FIG. 2 is a configuration diagram of a conventional air conditioning system.

FIG. 3 is an example diagram showing the pressure distribution in the underfloor chamber and the air volume from the blowout unit.

FIG. 4 is a cross-sectional view illustrating a positional relationship between air-conditioned air and return air in an office building or the like in which floors are stacked.

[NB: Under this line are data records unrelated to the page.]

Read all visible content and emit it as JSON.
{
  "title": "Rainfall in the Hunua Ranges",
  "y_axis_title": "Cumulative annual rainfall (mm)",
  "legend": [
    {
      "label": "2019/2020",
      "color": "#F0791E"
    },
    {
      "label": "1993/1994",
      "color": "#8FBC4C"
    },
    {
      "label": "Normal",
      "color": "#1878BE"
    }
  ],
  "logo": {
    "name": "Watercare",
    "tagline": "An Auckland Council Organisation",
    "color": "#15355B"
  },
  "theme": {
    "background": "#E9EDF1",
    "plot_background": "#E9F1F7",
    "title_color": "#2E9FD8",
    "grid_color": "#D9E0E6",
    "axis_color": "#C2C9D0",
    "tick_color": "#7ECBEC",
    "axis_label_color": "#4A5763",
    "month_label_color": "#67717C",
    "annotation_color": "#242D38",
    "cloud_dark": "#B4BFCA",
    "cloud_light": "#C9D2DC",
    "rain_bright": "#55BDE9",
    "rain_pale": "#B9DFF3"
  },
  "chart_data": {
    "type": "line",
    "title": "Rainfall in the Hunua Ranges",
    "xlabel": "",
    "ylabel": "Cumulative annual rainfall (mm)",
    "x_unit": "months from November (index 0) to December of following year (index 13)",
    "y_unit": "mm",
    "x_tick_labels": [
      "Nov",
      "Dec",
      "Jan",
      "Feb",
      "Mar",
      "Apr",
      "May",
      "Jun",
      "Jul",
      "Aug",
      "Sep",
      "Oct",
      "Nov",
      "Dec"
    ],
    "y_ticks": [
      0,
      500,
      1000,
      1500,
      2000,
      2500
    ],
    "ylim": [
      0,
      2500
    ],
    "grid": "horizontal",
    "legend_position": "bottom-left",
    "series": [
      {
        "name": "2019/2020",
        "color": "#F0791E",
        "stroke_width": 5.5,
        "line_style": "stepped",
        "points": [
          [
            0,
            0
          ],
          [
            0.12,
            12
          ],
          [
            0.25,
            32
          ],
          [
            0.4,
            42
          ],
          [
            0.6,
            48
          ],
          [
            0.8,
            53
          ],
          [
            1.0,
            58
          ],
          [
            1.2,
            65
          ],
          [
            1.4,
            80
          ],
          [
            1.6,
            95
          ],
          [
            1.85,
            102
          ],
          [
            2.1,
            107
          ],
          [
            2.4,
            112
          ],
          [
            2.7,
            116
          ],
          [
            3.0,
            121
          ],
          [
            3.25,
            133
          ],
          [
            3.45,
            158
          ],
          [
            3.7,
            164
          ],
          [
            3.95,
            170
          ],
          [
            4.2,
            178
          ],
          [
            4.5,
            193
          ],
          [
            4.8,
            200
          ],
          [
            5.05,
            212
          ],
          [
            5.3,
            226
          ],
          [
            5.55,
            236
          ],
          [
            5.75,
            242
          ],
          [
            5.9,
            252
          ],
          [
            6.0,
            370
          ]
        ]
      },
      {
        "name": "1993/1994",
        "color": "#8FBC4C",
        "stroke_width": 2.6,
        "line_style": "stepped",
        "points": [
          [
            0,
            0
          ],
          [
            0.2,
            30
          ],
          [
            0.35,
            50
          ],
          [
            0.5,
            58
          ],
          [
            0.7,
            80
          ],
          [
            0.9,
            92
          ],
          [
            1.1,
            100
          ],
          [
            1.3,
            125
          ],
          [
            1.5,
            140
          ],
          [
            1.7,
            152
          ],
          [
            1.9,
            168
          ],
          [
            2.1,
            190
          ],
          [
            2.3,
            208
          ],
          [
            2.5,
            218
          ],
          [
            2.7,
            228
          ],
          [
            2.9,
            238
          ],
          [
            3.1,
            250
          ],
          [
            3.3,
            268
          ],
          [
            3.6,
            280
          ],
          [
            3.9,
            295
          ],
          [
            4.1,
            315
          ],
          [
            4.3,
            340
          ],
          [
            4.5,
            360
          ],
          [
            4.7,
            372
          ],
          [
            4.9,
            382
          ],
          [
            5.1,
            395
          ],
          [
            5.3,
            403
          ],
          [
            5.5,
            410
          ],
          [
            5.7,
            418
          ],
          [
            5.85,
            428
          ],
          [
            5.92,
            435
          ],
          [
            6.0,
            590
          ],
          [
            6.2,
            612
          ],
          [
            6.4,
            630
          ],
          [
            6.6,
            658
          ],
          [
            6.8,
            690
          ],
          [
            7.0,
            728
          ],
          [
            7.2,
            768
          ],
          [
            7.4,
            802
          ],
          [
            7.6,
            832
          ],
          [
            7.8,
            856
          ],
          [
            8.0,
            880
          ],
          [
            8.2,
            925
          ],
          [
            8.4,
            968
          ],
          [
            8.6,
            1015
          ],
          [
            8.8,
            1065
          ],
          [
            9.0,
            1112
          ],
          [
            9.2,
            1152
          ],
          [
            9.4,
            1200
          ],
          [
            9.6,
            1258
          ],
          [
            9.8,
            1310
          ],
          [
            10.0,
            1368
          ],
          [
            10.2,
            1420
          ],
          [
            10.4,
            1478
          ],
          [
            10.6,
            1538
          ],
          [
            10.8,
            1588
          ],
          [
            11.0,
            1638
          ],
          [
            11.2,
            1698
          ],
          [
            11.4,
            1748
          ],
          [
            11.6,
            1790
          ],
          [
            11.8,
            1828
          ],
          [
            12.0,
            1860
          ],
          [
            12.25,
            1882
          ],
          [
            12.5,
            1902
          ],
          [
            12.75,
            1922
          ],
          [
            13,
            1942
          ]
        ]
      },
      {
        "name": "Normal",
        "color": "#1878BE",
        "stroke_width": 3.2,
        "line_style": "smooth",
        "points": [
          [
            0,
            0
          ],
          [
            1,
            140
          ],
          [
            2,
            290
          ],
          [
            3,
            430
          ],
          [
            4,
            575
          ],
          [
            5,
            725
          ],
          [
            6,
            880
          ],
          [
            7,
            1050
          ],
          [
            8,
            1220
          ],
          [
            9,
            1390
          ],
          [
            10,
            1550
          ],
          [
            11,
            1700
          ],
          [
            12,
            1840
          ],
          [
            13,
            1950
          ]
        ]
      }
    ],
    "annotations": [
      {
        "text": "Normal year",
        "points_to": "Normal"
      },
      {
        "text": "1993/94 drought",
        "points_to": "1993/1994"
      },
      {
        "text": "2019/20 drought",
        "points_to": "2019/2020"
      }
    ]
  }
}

FIG. 5 is an example diagram showing a temperature distribution of conditioned air in the underfloor chamber.

[Explanation of symbols]

 Reference Signs List 20 air conditioning system 22 office room 26 outlet 28 underfloor chamber 32 fan unit 40 air conditioner 42 supply port 46 temperature sensor 48 pressure sensor 52 arithmetic unit 54 air-conditioned air 58 controller

Claims (2)

(57) [Claims] 1. An underfloor chamber is supplied with air-conditioned air from an air conditioner from an air supply port of the underfloor chamber into the underfloor chamber, and the conditioned air is blown by blowing means respectively attached to a plurality of outlets formed on the floor surface. In the air-conditioning system that blows out, a temperature sensor for detecting the temperature of the conditioned air in the under-floor chamber and a pressure sensor for detecting pressure in the under-floor chamber near the air supply port and at a position away from the air supply port. Calculated air temperature and pressure distribution of the conditioned air in the underfloor chamber from the detected values of the temperature sensor and the pressure sensor, respectively, and conditioned air blown out from the plurality of outlets to the air-conditioned room according to the temperature distribution and the pressure distribution. Calculating means for calculating the amount of air blown by each of the blow means so that the heat quantity of the blow means becomes uniform; An air conditioning system comprising a control means for controlling an air flow. 2. The air conditioning system according to claim 1, wherein said blowing means are grouped according to a distance from said air supply port, and said blowing means is controlled by said control means for each group.